As today’s visitors to Gorongosa can attest, actions speak louder than words. What has been achieved since my 2014 visit would astonish any experienced observer of conservation action in Africa. Gorongosa is providing a powerful stimulus for the local economy, in an area plagued by poverty, poor infrastructure, malaria and low agricultural productivity. The Gorongosa Project, as a model of government/private sector collaboration, demonstrates what can be achieved in a relatively short time in Africa. The Mozambique government had the foresight to understand the advantages of partnering in good faith with a private philanthropist. Mutual trust and a common vision built a network of local communities and foreign expertise to rapidly rehabilitate a fractured ecosystem.

With an annual budget of US$16 million, of which 56% comes from foundations, philanthropy and donations, and 44% from cooperation partners (Gorongosa Project 2021), the GP still has a way to go before becoming financially self-sustaining. However, financial independence is a dream that no large protected area in Africa has yet attained. What is more important is that the financial model adopted by the GP is vibrant, innovative and adaptive. Its performance over the decade since the far-sighted partnership agreement was signed between the government of Mozambique and the Greg Carr Foundation is a model for any African protected area to follow.

7 Lessons Learned

In his succinct review of the drivers of success in two very different protected areas – Costa Rica’s Área de Conservación Guanacaste and Mozambique’s Parque Nacional da Gorongosa, Princeton University ecologist Robert Pringle (2017) highlights eight pillars of upgrading and expanding protected areas. With specific reference to Gorongosa, Pringle’s messages can be summarised as follows:

  • Protect remaining refuges, and harness nature’s resilience: GNP provides the core area for the regional programme of biodiversity rehabilitation;

  • Upsize and inter-connect: the GP has negotiated the proclamation of the uplands of Mount Gorongosa as an extension of GNP, and has been commissioned to manage a large hunting concession area and to establish a wildlife corridor between the concession area and GNP;

  • Be long-term and local: the GP set a minimum of a 20-year framework for its public-private partnership, which has already been extended. Its work programme focuses on local communities as the primary stakeholders of the strategy;

  • Pay the opportunity costs: the substantial investments by the GP in education, health care and agricultural extension are key drivers of socio-economic development in the region;

  • Develop creative financial strategies: the initial investment of a private philanthropist – Greg Carr – has been increased multiple times through co-financing and in-kind support from over 20 corporations, NGOs, academic institutions and governments;

  • Know thy biodiversity: founded on the early surveys of Ken Tinley (1977, 2021) – and rapidly expanded by the GP through the activities of the E.O. Wilson Research Laboratory, the knowledge base of GNP is one of the best for any protected area in Africa;

  • Be adaptable: the courage of the government of Mozambique to initiate a public-private partnership with the Greg Carr Foundation, and the willingness of both partners to adopt a ‘learning by doing’ approach, required a large measure of adaptability as new challenges and opportunities arose; and

  • Involve young people: the broad base of the GP’s involvement with local communities, park staff, academics, students and researchers has capitalised on the energies and passion of youth.

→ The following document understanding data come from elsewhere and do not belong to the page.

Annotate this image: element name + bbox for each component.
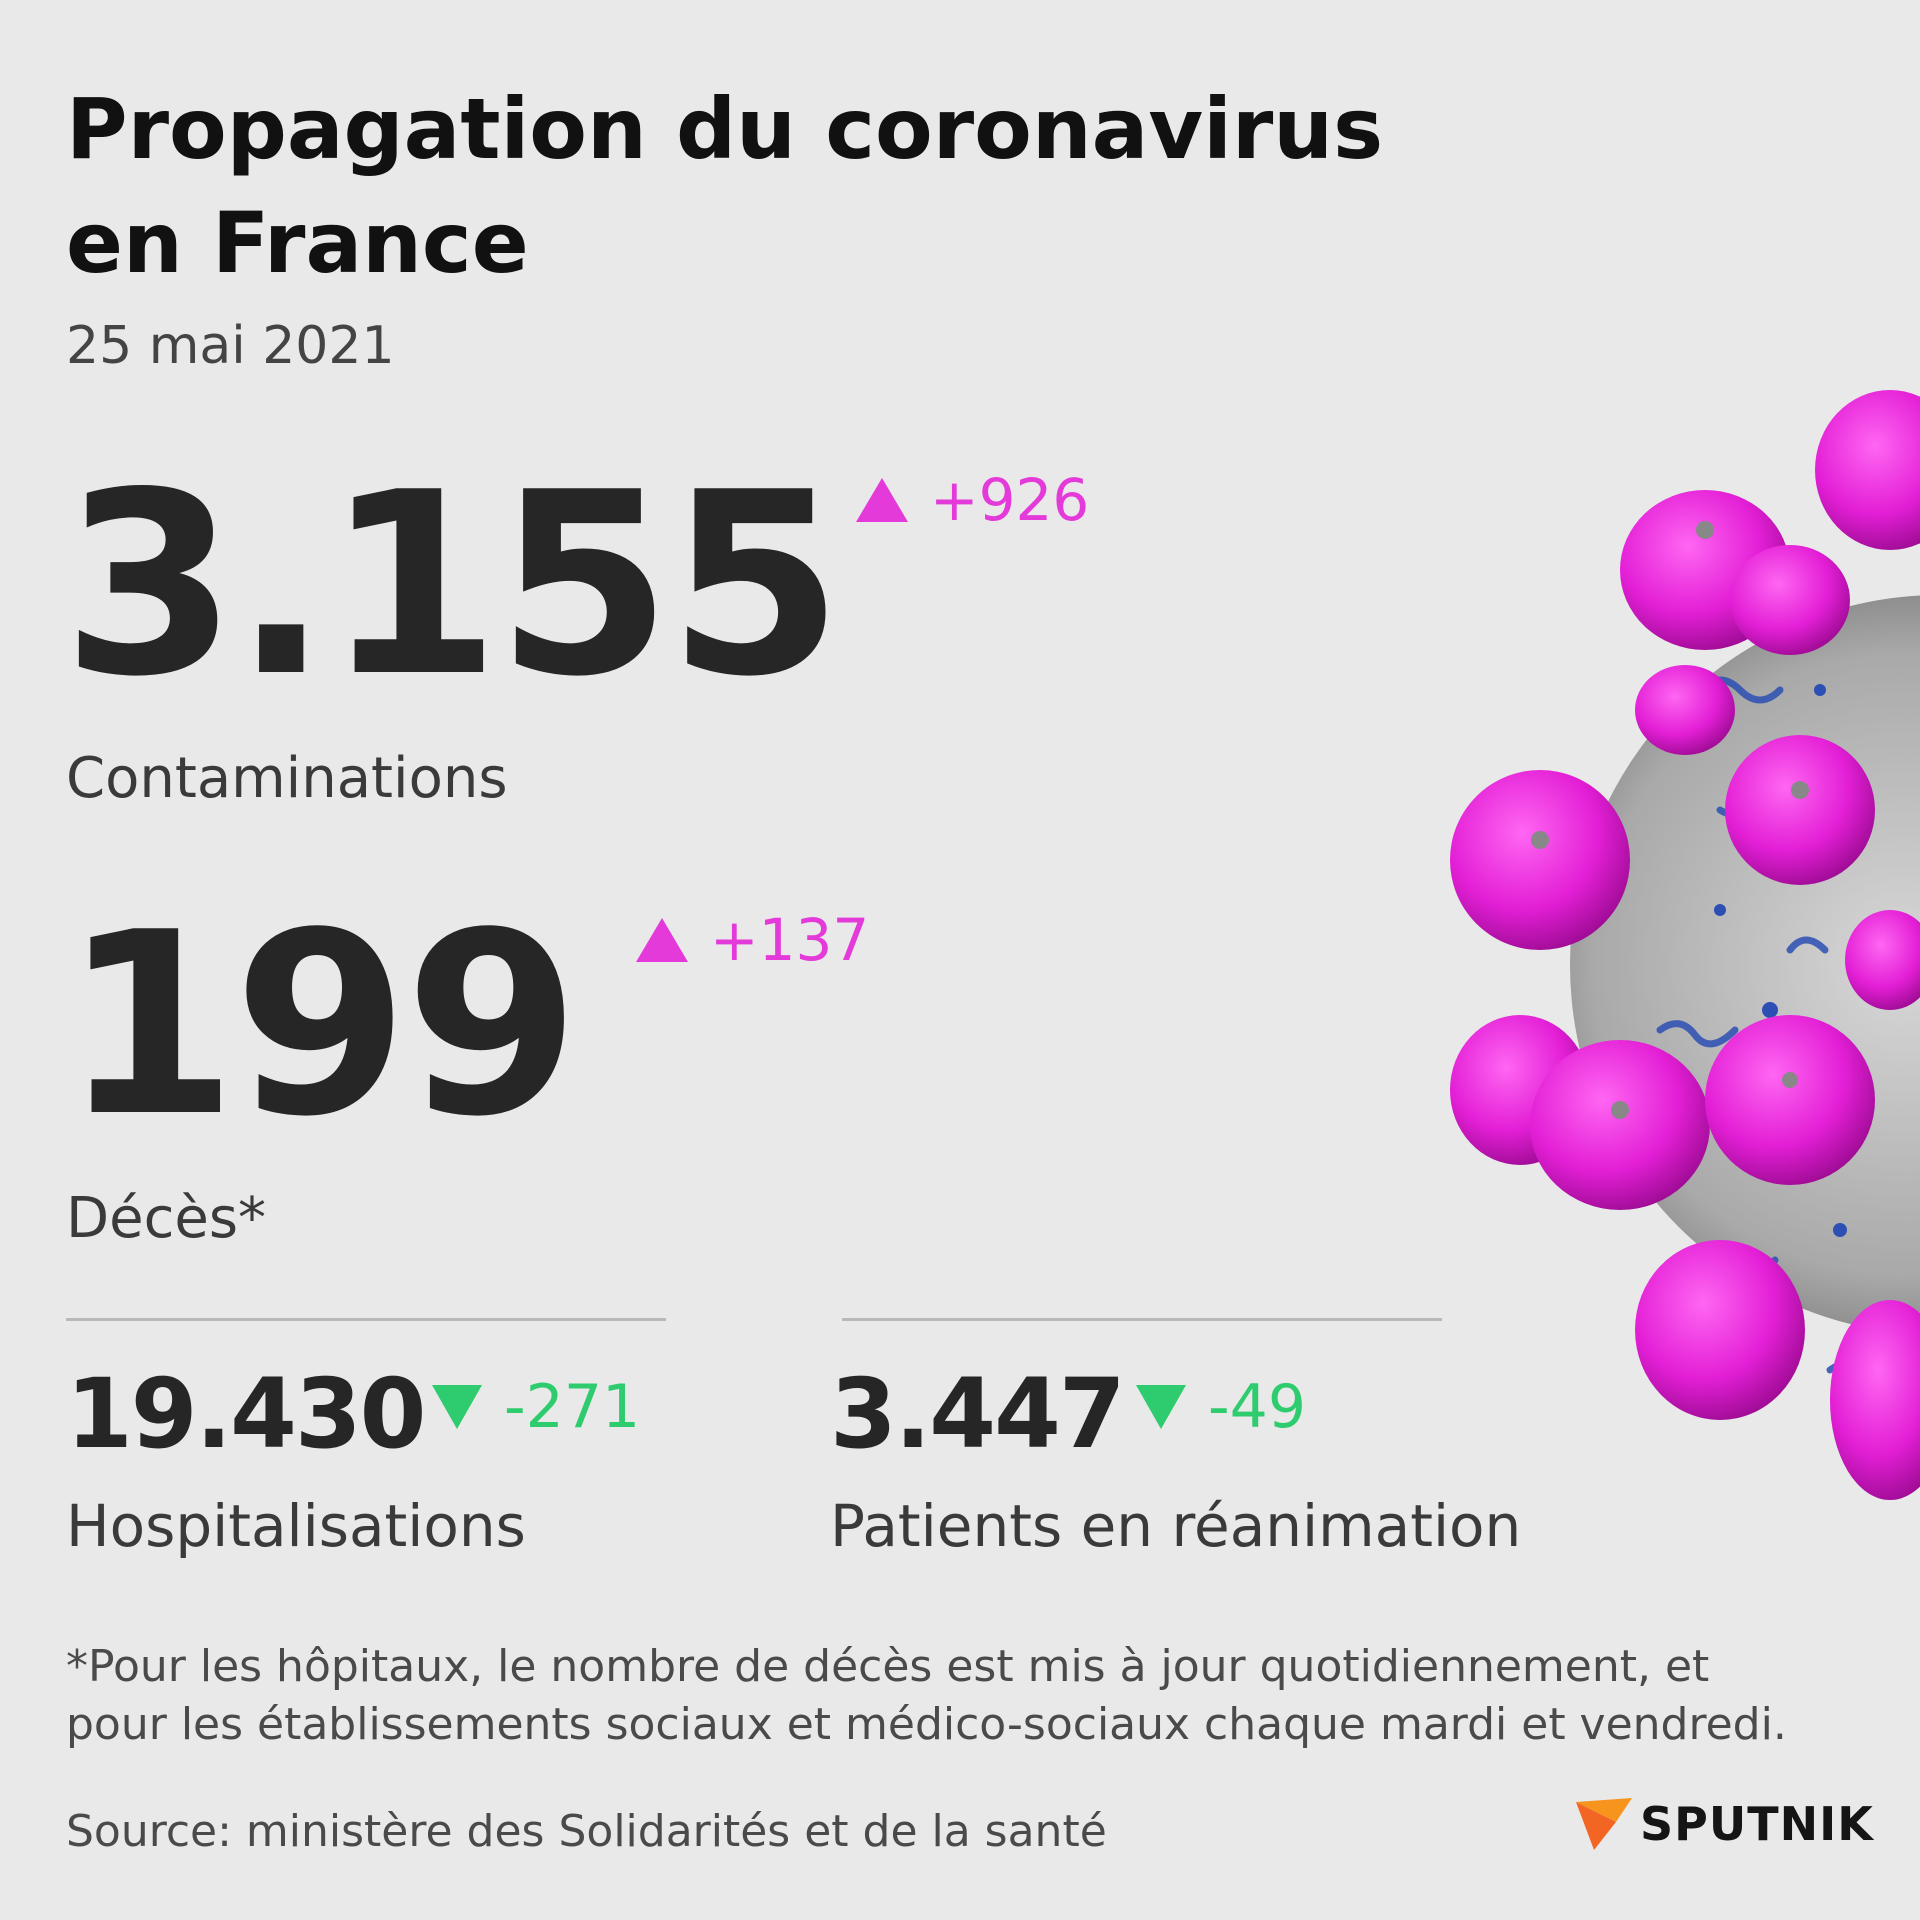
contaminations-label: Contaminations <box>66 746 508 811</box>
divider-right <box>842 1318 1442 1321</box>
sputnik-logo-icon <box>1576 1798 1632 1850</box>
hospitalisations-label: Hospitalisations <box>66 1492 526 1560</box>
triangle-down-icon <box>432 1385 482 1429</box>
footnote-line-1: *Pour les hôpitaux, le nombre de décès e… <box>66 1641 1710 1692</box>
title-line-2: en France <box>66 194 529 292</box>
deces-label: Décès* <box>66 1186 266 1251</box>
contaminations-delta: +926 <box>856 466 1089 534</box>
reanimation-value: 3.447 <box>830 1358 1126 1470</box>
triangle-up-icon <box>636 918 688 962</box>
reanimation-delta: -49 <box>1136 1372 1306 1442</box>
coronavirus-illustration <box>1450 390 1920 1500</box>
triangle-down-icon <box>1136 1385 1186 1429</box>
source-text: Source: ministère des Solidarités et de … <box>66 1806 1107 1857</box>
hospitalisations-value: 19.430 <box>66 1358 426 1470</box>
brand-name: SPUTNIK <box>1640 1797 1874 1851</box>
deces-delta-text: +137 <box>710 906 870 974</box>
footnote: *Pour les hôpitaux, le nombre de décès e… <box>66 1638 1866 1754</box>
triangle-up-icon <box>856 478 908 522</box>
reanimation-delta-text: -49 <box>1208 1372 1306 1442</box>
hospitalisations-delta-text: -271 <box>504 1372 641 1442</box>
reanimation-label: Patients en réanimation <box>830 1492 1522 1560</box>
report-date: 25 mai 2021 <box>66 316 395 376</box>
deces-value: 199 <box>62 879 580 1172</box>
footnote-line-2: pour les établissements sociaux et médic… <box>66 1699 1787 1750</box>
hospitalisations-delta: -271 <box>432 1372 640 1442</box>
page-title: Propagation du coronavirus en France <box>66 72 1383 300</box>
sputnik-logo: SPUTNIK <box>1574 1796 1874 1852</box>
divider-left <box>66 1318 666 1321</box>
contaminations-delta-text: +926 <box>930 466 1090 534</box>
deces-delta: +137 <box>636 906 869 974</box>
contaminations-value: 3.155 <box>62 439 843 732</box>
title-line-1: Propagation du coronavirus <box>66 80 1384 178</box>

What Robert Pringle did not highlight was the availability, within southern Africa, of an extensive network of wildlife conservation professionals and business models that could be adapted rapidly to Gorongosa’s needs and opportunities. Fortunately, the Mozambican authorities took a leap of faith in accepting the support of their immediate neighbours, including countries with which they had been at war for decades. This example of regional collaboration in conservation research and action is one of the many ‘peace dividends’ coming out of the political transformation in the region since 1990. Greg Carr, knowingly or not, seized the political moment while imagining the future.